Low-carb Diet Could Reduce Risk of These Diseases

People with a condition which raises the risk of type 2 diabetes, heart disease and stroke reversed their symptoms after eating a low-carb diet, according to the authors of a small study.

Scientists at The Ohio State University studied 16 obese people with metabolic syndrome, to see what affect a low-carb diet would have on their health, even if they didn't lose weight.

The term metabolic syndrome describes a group of factors which raises a person's risk of developing conditions including type 2 diabetes, heart disease and stroke. According to the National Heart, Lung and Blood Institute, these factors include a large waistline or an apple-shaped body; a high triglyceride level; low levels of "good" HDL cholesterol; high blood pressure; and high fasting blood sugar.

In the U.S. around a third of adults have metabolic syndrome, and in the past three decades there has been a spike in the amount of carbohydrates people consume, as well as diets linked to obesity in countries around the world, the authors of the study published in the Journal of Clinical Investigation said.

Past studies have shown the health of people with metabolic syndrome improves when they adopt a low-carb diet. However, the authors said this may be because the participants lost weight. They wanted to investigate whether people would reap health benefits if they changed their diet but stayed the same weight. The researchers also set out to test the theory that being unable to process carbohydrates might be a fundamental feature of metabolic syndrome, rather than being obese.

Over a period of four months, the participants—who had an average body fat percentage of 40.2 percent—were assigned high, moderate, and low-carb diets with two-week breaks in between, in a random order. To make sure they didn't lose weight, the researchers gave the participants prepared meals.

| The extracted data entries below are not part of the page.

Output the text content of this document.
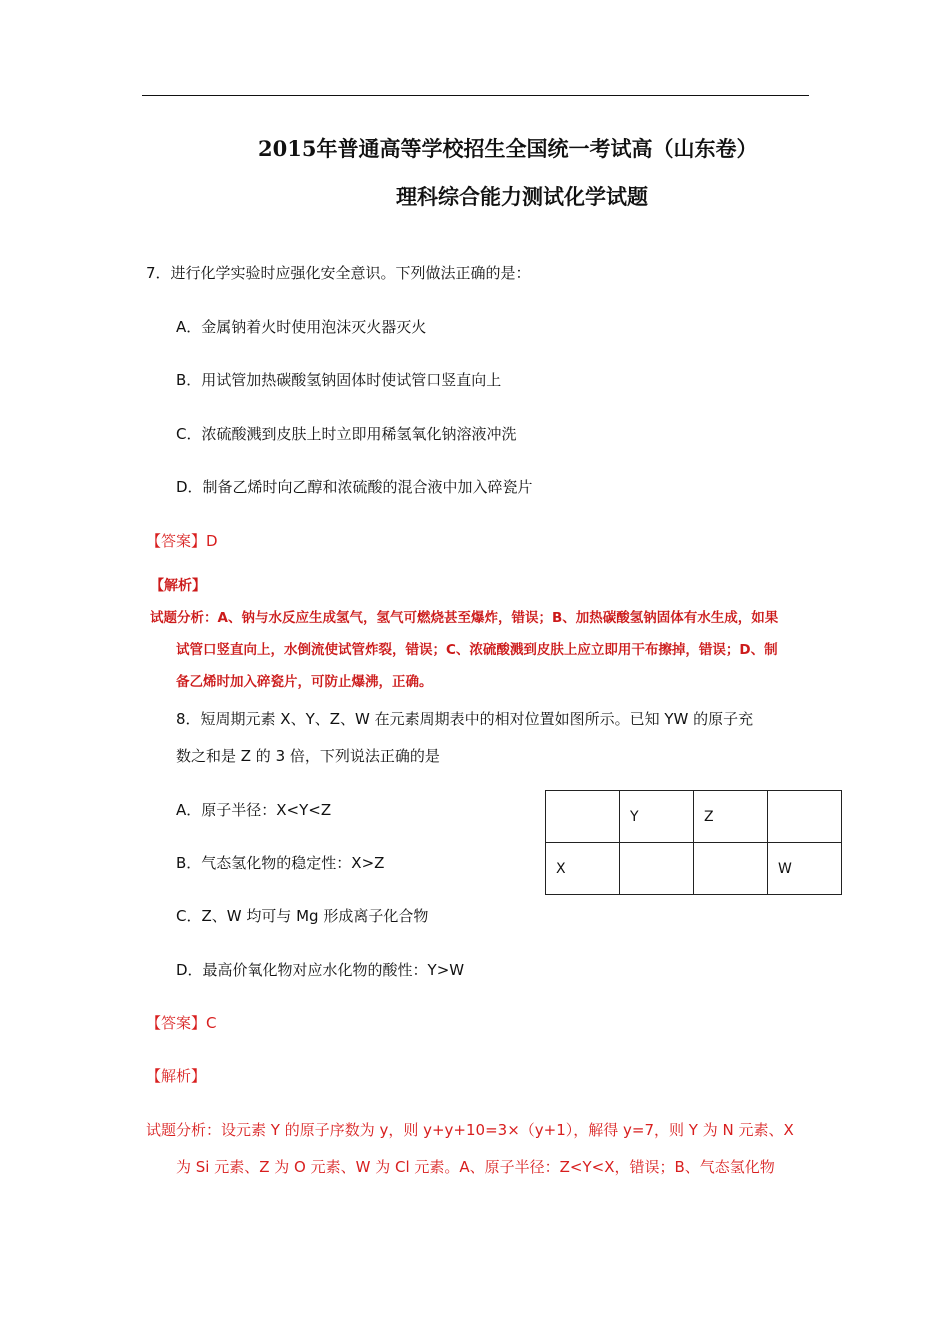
2015年普通高等学校招生全国统一考试高（山东卷）
理科综合能力测试化学试题
7．进行化学实验时应强化安全意识。下列做法正确的是：
A．金属钠着火时使用泡沫灭火器灭火
B．用试管加热碳酸氢钠固体时使试管口竖直向上
C．浓硫酸溅到皮肤上时立即用稀氢氧化钠溶液冲洗
D．制备乙烯时向乙醇和浓硫酸的混合液中加入碎瓷片
【答案】D
【解析】
试题分析：A、钠与水反应生成氢气，氢气可燃烧甚至爆炸，错误；B、加热碳酸氢钠固体有水生成，如果
试管口竖直向上，水倒流使试管炸裂，错误；C、浓硫酸溅到皮肤上应立即用干布擦掉，错误；D、制
备乙烯时加入碎瓷片，可防止爆沸，正确。
8．短周期元素 X、Y、Z、W 在元素周期表中的相对位置如图所示。已知 YW 的原子充
数之和是 Z 的 3 倍，下列说法正确的是
A．原子半径：X<Y<Z
B．气态氢化物的稳定性：X>Z
C．Z、W 均可与 Mg 形成离子化合物
D．最高价氧化物对应水化物的酸性：Y>W
	Y	Z	
X			W
【答案】C
【解析】
试题分析：设元素 Y 的原子序数为 y，则 y+y+10=3×（y+1），解得 y=7，则 Y 为 N 元素、X
为 Si 元素、Z 为 O 元素、W 为 Cl 元素。A、原子半径：Z<Y<X，错误；B、气态氢化物
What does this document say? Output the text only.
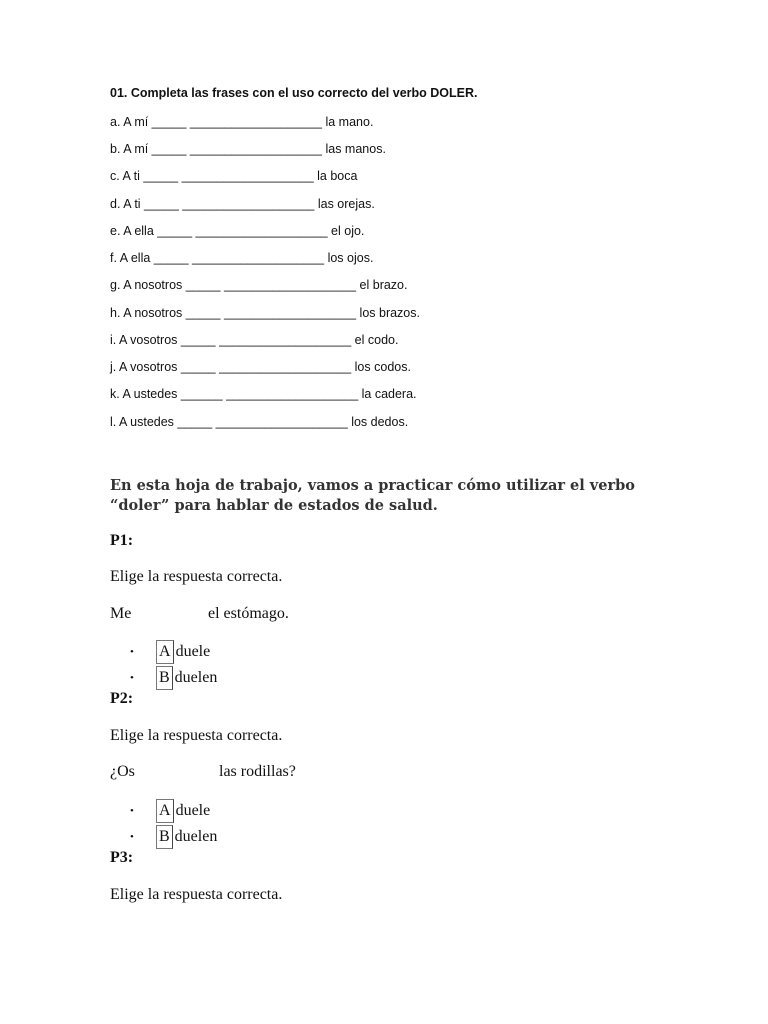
01. Completa las frases con el uso correcto del verbo DOLER.
a. A mí _____ ___________________ la mano.
b. A mí _____ ___________________ las manos.
c. A ti _____ ___________________ la boca
d. A ti _____ ___________________ las orejas.
e. A ella _____ ___________________ el ojo.
f. A ella _____ ___________________ los ojos.
g. A nosotros _____ ___________________ el brazo.
h. A nosotros _____ ___________________ los brazos.
i. A vosotros _____ ___________________ el codo.
j. A vosotros _____ ___________________ los codos.
k. A ustedes ______ ___________________ la cadera.
l. A ustedes _____ ___________________ los dedos.
En esta hoja de trabajo, vamos a practicar cómo utilizar el verbo “doler” para hablar de estados de salud.
P1:
Elige la respuesta correcta.
Me	el estómago.
•	A duele
•	B duelen
P2:
Elige la respuesta correcta.
¿Os	las rodillas?
•	A duele
•	B duelen
P3:
Elige la respuesta correcta.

Jeff Volek, a professor of human sciences at Ohio State, told Newsweek: "The study took about three years to complete. One of the most challenging aspects was feeding obese individuals enough calories to maintain weight. For some of the larger men, we were providing close to 4,000 kcal/day to maintain their weight."

The diets on average contained 2,950 calories, with 420 grams of carbohydrates in the high carb diet per day; 234 in medium; and 45 in the low. Compared to the high-carb diet, the low-carb diet contained 2.5 times more saturated fat.

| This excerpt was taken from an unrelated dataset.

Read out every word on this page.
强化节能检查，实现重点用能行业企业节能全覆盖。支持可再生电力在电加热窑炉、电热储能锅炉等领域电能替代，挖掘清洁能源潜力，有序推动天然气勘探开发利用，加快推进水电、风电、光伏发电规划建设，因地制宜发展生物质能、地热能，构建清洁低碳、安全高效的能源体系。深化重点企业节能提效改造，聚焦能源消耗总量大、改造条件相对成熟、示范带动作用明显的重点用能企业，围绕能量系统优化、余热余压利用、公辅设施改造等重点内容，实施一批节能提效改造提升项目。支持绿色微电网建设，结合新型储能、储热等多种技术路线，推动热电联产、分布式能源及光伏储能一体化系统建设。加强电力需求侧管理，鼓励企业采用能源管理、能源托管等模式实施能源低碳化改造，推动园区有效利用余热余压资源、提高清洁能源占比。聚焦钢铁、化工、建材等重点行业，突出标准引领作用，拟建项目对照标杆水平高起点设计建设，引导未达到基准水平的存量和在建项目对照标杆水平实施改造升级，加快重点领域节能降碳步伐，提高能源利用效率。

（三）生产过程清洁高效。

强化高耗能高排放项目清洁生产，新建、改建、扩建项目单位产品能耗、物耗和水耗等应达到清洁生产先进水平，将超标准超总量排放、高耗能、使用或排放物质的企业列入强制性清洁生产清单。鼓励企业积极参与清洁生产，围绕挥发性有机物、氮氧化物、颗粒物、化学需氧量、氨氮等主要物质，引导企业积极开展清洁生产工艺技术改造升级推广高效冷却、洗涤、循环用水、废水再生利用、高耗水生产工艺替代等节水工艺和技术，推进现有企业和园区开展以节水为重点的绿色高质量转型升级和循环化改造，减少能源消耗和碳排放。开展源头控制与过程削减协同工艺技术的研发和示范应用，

"For the low-carbohydrate diet arm, that meant they were eating a lot of fat," Volek told Newsweek. "Nevertheless there were robust improvements in many of the markers of metabolic syndrome. This not only highlights the importance of restricting dietary carbohydrates, but also points to concerns about high-fat being harmful as having no merit."

After following the low-carb diet, the participants saw their triglycerides levels drop and their cholesterol levels improve. Blood sugar levels also got better, and the participants were more efficient at burning fat. However, measures of blood pressure and insulin resistance didn't change.

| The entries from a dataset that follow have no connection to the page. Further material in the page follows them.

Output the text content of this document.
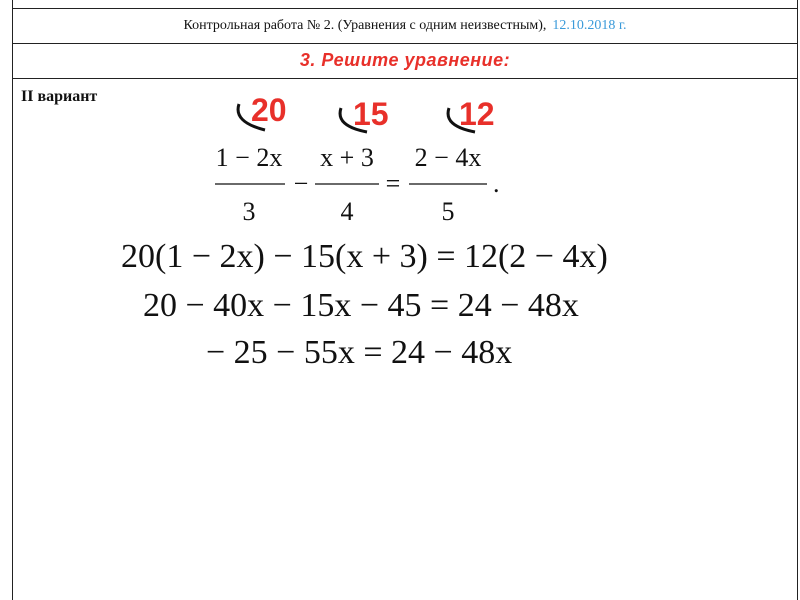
Контрольная работа № 2. (Уравнения с одним неизвестным), 12.10.2018 г.
3. Решите уравнение:
II вариант	20 15 12
1 − 2x
3
−
x + 3
4
=
2 − 4x
5
.
20(1 − 2x) − 15(x + 3) = 12(2 − 4x)
20 − 40x − 15x − 45 = 24 − 48x
− 25 − 55x = 24 − 48x
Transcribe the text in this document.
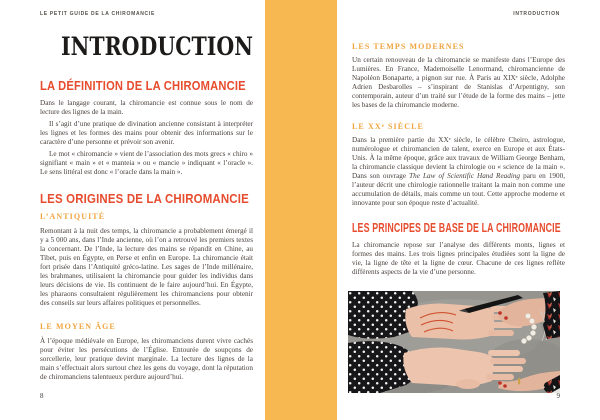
LE PETIT GUIDE DE LA CHIROMANCIE
INTRODUCTION
LA DÉFINITION DE LA CHIROMANCIE

Dans le langage courant, la chiromancie est connue sous le nom de lecture des lignes de la main.

Il s’agit d’une pratique de divination ancienne consistant à interpréter les lignes et les formes des mains pour obtenir des informations sur le caractère d’une personne et prévoir son avenir.

Le mot « chiromancie » vient de l’association des mots grecs « chiro » signifiant « main » et « manteia » ou « mancie » indiquant « l’oracle ». Le sens littéral est donc « l’oracle dans la main ».

LES ORIGINES DE LA CHIROMANCIE
L’ANTIQUITÉ

Remontant à la nuit des temps, la chiromancie a probablement émergé il y a 5 000 ans, dans l’Inde ancienne, où l’on a retrouvé les premiers textes la concernant. De l’Inde, la lecture des mains se répandit en Chine, au Tibet, puis en Égypte, en Perse et enfin en Europe. La chiromancie était fort prisée dans l’Antiquité gréco-latine. Les sages de l’Inde millénaire, les brahmanes, utilisaient la chiromancie pour guider les individus dans leurs décisions de vie. Ils continuent de le faire aujourd’hui. En Égypte, les pharaons consultaient régulièrement les chiromanciens pour obtenir des conseils sur leurs affaires politiques et personnelles.

LE MOYEN ÂGE

À l’époque médiévale en Europe, les chiromanciens durent vivre cachés pour éviter les persécutions de l’Église. Entourée de soupçons de sorcellerie, leur pratique devint marginale. La lecture des lignes de la main s’effectuait alors surtout chez les gens du voyage, dont la réputation de chiromanciens talentueux perdure aujourd’hui.

8
INTRODUCTION
LES TEMPS MODERNES

Un certain renouveau de la chiromancie se manifeste dans l’Europe des Lumières. En France, Mademoiselle Lenormand, chiromancienne de Napoléon Bonaparte, a pignon sur rue. À Paris au XIXᵉ siècle, Adolphe Adrien Desbarolles – s’inspirant de Stanislas d’Arpentigny, son contemporain, auteur d’un traité sur l’étude de la forme des mains – jette les bases de la chiromancie moderne.

LE XXᵉ SIÈCLE

Dans la première partie du XXᵉ siècle, le célèbre Cheiro, astrologue, numérologue et chiromancien de talent, exerce en Europe et aux États-Unis. À la même époque, grâce aux travaux de William George Benham, la chiromancie classique devient la chirologie ou « science de la main ». Dans son ouvrage The Law of Scientific Hand Reading paru en 1900, l’auteur décrit une chirologie rationnelle traitant la main non comme une accumulation de détails, mais comme un tout. Cette approche moderne et innovante pour son époque reste d’actualité.

LES PRINCIPES DE BASE DE LA CHIROMANCIE

La chiromancie repose sur l’analyse des différents monts, lignes et formes des mains. Les trois lignes principales étudiées sont la ligne de vie, la ligne de tête et la ligne de cœur. Chacune de ces lignes reflète différents aspects de la vie d’une personne.

9
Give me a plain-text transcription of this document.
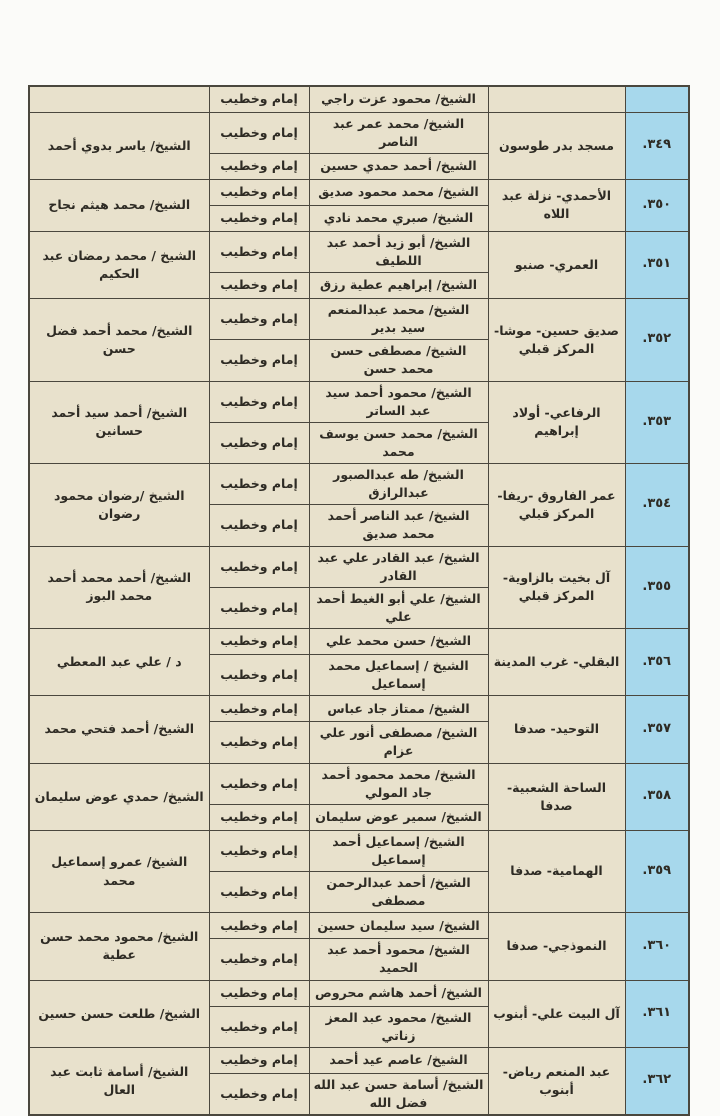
		الشيخ/ محمود عزت راجي	إمام وخطيب	
٣٤٩.	مسجد بدر طوسون	الشيخ/ محمد عمر عبد الناصر	إمام وخطيب	الشيخ/ ياسر بدوي أحمد
		الشيخ/ أحمد حمدي حسين	إمام وخطيب	
٣٥٠.	الأحمدي- نزلة عبد اللاه	الشيخ/ محمد محمود صديق	إمام وخطيب	الشيخ/ محمد هيثم نجاح
		الشيخ/ صبري محمد نادي	إمام وخطيب	
٣٥١.	العمري- صنبو	الشيخ/ أبو زيد أحمد عبد اللطيف	إمام وخطيب	الشيخ / محمد رمضان عبد الحكيم
		الشيخ/ إبراهيم عطية رزق	إمام وخطيب	
٣٥٢.	صديق حسين- موشا- المركز قبلي	الشيخ/ محمد عبدالمنعم سيد بدير	إمام وخطيب	الشيخ/ محمد أحمد فضل حسن
		الشيخ/ مصطفى حسن محمد حسن	إمام وخطيب	
٣٥٣.	الرفاعي- أولاد إبراهيم	الشيخ/ محمود أحمد سيد عبد الساتر	إمام وخطيب	الشيخ/ أحمد سيد أحمد حسانين
		الشيخ/ محمد حسن يوسف محمد	إمام وخطيب	
٣٥٤.	عمر الفاروق -ريفا- المركز قبلي	الشيخ/ طه عبدالصبور عبدالرازق	إمام وخطيب	الشيخ /رضوان محمود رضوان
		الشيخ/ عبد الناصر أحمد محمد صديق	إمام وخطيب	
٣٥٥.	آل بخيت بالزاوية- المركز قبلي	الشيخ/ عبد القادر علي عبد القادر	إمام وخطيب	الشيخ/ أحمد محمد أحمد محمد البوز
		الشيخ/ علي أبو الغيط أحمد علي	إمام وخطيب	
٣٥٦.	البقلي- غرب المدينة	الشيخ/ حسن محمد علي	إمام وخطيب	د / علي عبد المعطي
		الشيخ / إسماعيل محمد إسماعيل	إمام وخطيب	
٣٥٧.	التوحيد- صدفا	الشيخ/ ممتاز جاد عباس	إمام وخطيب	الشيخ/ أحمد فتحي محمد
		الشيخ/ مصطفى أنور علي عزام	إمام وخطيب	
٣٥٨.	الساحة الشعبية- صدفا	الشيخ/ محمد محمود أحمد جاد المولي	إمام وخطيب	الشيخ/ حمدي عوض سليمان
		الشيخ/ سمير عوض سليمان	إمام وخطيب	
٣٥٩.	الهمامية- صدفا	الشيخ/ إسماعيل أحمد إسماعيل	إمام وخطيب	الشيخ/ عمرو إسماعيل محمد
		الشيخ/ أحمد عبدالرحمن مصطفى	إمام وخطيب	
٣٦٠.	النموذجي- صدفا	الشيخ/ سيد سليمان حسين	إمام وخطيب	الشيخ/ محمود محمد حسن عطية
		الشيخ/ محمود أحمد عبد الحميد	إمام وخطيب	
٣٦١.	آل البيت علي- أبنوب	الشيخ/ أحمد هاشم محروص	إمام وخطيب	الشيخ/ طلعت حسن حسين
		الشيخ/ محمود عبد المعز زناتي	إمام وخطيب	
٣٦٢.	عبد المنعم رياض- أبنوب	الشيخ/ عاصم عيد أحمد	إمام وخطيب	الشيخ/ أسامة ثابت عبد العال
		الشيخ/ أسامة حسن عبد الله فضل الله	إمام وخطيب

Of the total, three participants saw their metabolic syndrome reverse after following the moderate carb diet. One person shook off the syndrome after eating high-carb.

Volek said in a statement this might be because the high-carb diet may have still led to a reduction in the carbs consumed normally by the participants.

Despite the high fat content, the low-carb diet resulted in lower levels of saturated fat in the bloodstream. It also seemed to increase the size of cholesterol particles in the blood, which is associated with a lower risk of cardiovascular disease.

"There's no doubt that people with metabolic syndrome and type 2 diabetes do better on low-carb diets, but they typically lose weight and one of the prevailing thoughts is that the weight loss is driving the improvements. That was clearly not the case here," Volek said in a statement.

"Our view is that restricting carbs even without weight loss improves a host of metabolic problems. Obviously, quality of diet matters because quantity is locked down in this experiment. Even a modest restriction is carbs is enough to reverse metabolic syndrome in some people, but others need to restrict even more," he said.

Volek predicts that if the participants had lost weight, more would have seen their metabolic syndrome disappear.

In a separate study looking at diet and health published last week, scientists found a link between eating red meat and a higher risk of death. The authors of the work published in the journal BMJ believe cutting down on foods like burgers and bacon could lead to a longer life.